Many neutral doctors will conclude that corticosteroids are probably helpful for established ARDS, although it would also be useful to know the probability that the reduction in odds ratio exceeds a clinically important threshold. Sceptics will correctly observe that while Bayesian meta-analysis expresses statistical uncertainty more clearly it does not deal with concerns related to bias or other limitations of the primary trials. Indeed, trials were few and clinically heterogeneous, with limited data on other side effects.

Finally, although steroid enthusiasts may be reassured, optimal delivery of this intervention remains unclear. Peter and colleagues found no strong evidence for associations between treatment effect and variables at the study level of total corticosteroid dose or duration of ARDS before treatment, although in the largest trial corticosteroids seemed to increase mortality when prescribed more than 14 days after the development of ARDS.10 In addition, trials differed in precautions to reduce steroid related complications, including actively checking for infection, limiting use of muscle relaxants, slow tapering of the steroid dose, and avoiding hyperglycaemia.

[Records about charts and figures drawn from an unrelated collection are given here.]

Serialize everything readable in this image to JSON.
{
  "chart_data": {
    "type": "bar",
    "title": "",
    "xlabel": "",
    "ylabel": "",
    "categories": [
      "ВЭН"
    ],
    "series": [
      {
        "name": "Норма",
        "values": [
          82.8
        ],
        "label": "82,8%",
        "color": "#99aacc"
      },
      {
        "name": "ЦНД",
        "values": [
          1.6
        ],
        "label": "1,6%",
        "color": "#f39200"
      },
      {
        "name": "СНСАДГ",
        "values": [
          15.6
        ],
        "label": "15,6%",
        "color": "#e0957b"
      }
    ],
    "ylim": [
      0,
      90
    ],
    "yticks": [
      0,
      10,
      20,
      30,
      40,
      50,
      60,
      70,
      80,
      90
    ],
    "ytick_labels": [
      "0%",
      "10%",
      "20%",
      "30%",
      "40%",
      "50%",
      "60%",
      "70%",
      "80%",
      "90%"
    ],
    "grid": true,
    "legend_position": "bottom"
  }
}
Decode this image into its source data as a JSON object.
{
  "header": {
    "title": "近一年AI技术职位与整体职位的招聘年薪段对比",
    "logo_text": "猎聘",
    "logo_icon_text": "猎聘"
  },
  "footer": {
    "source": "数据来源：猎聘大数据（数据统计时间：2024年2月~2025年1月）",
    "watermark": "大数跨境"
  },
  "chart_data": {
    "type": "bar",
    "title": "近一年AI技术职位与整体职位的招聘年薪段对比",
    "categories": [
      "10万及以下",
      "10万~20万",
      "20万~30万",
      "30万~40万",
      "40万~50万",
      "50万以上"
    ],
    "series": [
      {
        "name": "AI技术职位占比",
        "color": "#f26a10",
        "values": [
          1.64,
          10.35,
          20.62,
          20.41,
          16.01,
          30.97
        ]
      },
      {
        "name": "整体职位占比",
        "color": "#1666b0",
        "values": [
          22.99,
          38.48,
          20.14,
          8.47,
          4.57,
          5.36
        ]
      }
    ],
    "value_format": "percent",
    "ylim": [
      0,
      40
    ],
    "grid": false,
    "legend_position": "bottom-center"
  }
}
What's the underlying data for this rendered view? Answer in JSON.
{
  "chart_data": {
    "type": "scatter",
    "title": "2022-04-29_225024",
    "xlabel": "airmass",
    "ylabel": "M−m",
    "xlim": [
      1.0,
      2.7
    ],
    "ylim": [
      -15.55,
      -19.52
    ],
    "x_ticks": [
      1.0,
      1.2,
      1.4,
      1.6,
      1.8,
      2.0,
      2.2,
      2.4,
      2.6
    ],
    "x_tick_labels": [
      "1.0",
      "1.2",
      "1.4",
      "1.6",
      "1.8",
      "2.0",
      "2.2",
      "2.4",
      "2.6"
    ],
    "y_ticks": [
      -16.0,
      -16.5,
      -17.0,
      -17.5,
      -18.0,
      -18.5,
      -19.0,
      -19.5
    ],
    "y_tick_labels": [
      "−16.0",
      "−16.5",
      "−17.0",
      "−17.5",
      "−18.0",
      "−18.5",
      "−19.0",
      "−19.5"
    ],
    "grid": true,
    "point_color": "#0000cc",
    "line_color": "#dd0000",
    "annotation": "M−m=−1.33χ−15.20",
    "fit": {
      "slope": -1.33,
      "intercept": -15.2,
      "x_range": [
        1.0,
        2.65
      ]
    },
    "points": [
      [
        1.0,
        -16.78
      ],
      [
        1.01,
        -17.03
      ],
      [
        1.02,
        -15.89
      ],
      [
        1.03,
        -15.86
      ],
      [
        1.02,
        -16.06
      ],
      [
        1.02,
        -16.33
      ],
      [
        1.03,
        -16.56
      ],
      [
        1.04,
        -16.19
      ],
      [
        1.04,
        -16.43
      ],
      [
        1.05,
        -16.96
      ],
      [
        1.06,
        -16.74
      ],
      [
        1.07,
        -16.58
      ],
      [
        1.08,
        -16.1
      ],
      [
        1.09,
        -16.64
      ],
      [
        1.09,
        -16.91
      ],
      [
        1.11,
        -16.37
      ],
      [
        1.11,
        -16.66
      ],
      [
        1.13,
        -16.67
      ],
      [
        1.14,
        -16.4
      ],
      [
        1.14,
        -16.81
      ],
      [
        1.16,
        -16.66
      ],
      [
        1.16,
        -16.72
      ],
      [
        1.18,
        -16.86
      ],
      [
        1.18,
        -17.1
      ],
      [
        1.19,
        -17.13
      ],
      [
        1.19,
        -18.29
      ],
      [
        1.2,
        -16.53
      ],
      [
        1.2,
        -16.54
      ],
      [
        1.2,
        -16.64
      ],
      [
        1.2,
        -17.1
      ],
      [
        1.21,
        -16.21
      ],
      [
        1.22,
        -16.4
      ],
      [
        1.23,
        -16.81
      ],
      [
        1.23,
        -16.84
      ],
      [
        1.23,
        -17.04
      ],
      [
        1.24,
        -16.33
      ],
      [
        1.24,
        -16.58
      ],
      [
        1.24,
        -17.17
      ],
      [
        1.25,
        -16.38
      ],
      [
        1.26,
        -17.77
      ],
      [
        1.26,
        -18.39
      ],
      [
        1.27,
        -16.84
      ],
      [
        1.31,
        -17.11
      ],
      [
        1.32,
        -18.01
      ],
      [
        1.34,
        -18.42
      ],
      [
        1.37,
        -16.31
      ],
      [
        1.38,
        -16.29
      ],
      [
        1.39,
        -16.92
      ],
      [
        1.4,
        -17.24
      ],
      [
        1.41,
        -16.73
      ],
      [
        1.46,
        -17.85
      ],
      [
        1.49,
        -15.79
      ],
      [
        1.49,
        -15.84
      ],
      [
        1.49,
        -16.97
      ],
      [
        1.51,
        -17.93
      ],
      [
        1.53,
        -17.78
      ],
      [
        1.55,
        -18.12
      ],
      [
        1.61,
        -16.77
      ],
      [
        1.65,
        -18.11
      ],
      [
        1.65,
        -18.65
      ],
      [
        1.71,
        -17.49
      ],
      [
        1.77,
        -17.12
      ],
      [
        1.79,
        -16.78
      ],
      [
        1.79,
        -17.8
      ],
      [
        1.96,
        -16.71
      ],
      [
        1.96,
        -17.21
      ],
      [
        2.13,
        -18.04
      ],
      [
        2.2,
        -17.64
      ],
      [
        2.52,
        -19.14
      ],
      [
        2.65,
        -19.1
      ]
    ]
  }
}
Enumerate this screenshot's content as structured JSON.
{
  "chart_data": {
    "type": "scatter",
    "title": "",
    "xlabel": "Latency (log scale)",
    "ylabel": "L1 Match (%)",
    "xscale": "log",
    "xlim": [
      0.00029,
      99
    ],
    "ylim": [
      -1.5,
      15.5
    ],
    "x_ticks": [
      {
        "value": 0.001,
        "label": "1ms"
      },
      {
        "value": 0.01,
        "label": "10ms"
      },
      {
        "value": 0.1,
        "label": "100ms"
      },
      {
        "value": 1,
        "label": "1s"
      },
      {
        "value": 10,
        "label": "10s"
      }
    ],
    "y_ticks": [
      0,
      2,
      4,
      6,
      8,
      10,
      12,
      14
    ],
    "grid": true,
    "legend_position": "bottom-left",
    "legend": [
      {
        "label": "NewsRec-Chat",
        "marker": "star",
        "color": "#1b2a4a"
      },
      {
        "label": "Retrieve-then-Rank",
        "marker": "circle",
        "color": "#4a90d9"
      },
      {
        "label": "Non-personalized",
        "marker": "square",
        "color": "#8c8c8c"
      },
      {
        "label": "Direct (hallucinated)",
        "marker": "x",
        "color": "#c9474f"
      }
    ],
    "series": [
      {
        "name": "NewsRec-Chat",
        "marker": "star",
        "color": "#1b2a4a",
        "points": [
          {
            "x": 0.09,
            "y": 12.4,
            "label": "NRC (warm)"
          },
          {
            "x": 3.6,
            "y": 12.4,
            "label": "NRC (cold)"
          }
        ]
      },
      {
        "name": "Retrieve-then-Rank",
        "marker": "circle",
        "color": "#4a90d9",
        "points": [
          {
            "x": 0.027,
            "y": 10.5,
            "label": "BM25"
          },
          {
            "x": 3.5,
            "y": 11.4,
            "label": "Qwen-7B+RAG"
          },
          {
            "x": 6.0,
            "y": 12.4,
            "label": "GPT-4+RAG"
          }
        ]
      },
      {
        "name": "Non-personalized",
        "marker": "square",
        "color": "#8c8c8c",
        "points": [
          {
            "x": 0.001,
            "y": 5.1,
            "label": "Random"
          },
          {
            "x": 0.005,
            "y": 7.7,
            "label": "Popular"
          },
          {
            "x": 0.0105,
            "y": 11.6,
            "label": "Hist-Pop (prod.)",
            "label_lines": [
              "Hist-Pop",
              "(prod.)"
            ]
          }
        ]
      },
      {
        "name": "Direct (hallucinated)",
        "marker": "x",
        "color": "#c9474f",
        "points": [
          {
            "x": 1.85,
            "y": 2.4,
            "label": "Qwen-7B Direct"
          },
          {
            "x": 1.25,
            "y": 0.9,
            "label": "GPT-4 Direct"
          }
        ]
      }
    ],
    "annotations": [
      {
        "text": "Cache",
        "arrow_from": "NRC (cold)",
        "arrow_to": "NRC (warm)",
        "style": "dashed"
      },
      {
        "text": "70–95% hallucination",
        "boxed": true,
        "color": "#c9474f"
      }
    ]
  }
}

Consequently, for most doctors without strong prior beliefs, this systematic review provides moderately strong evidence for avoiding prophylactic corticosteroids in ARDS, and weak evidence for their therapeutic use. Such doctors will view these results as hypothesis generating and will await results of additional trials. In contrast, previously enthusiastic doctors will probably remain so, at least for the treatment of ARDS. In practice, clinicians have largely abandoned steroids for prevention and early treatment, but many still prescribe them for non-resolving ARDS.11

Given current data, should additional randomised trials of corticosteroids to treat ARDS be conducted? We think so, because relatively few patients have been studied; the corticosteroid regimen (dosing, timing of initiation and discontinuation, monitoring) is unclear; and these drugs are inexpensive and therefore useful in low resource settings if effective. Such trials should be informed by further pilot work to refine the study question. Sample size calculations should consider plausible treatment effects in ARDS (for example, ~9% absolute reduction in mortality with tidal volume limitation)12 and the minimum difference worth detecting that would be important to clinicians and patients13; Bayesian methods may also be used. In addition, clinical predictors of responsiveness to corticosteroids in patients with ARDS would also be desirable, given the side effects. Stated otherwise, the most compelling reason for additional research may simply be that clinicians’ beliefs after the systematic review still depend largely on their prior beliefs.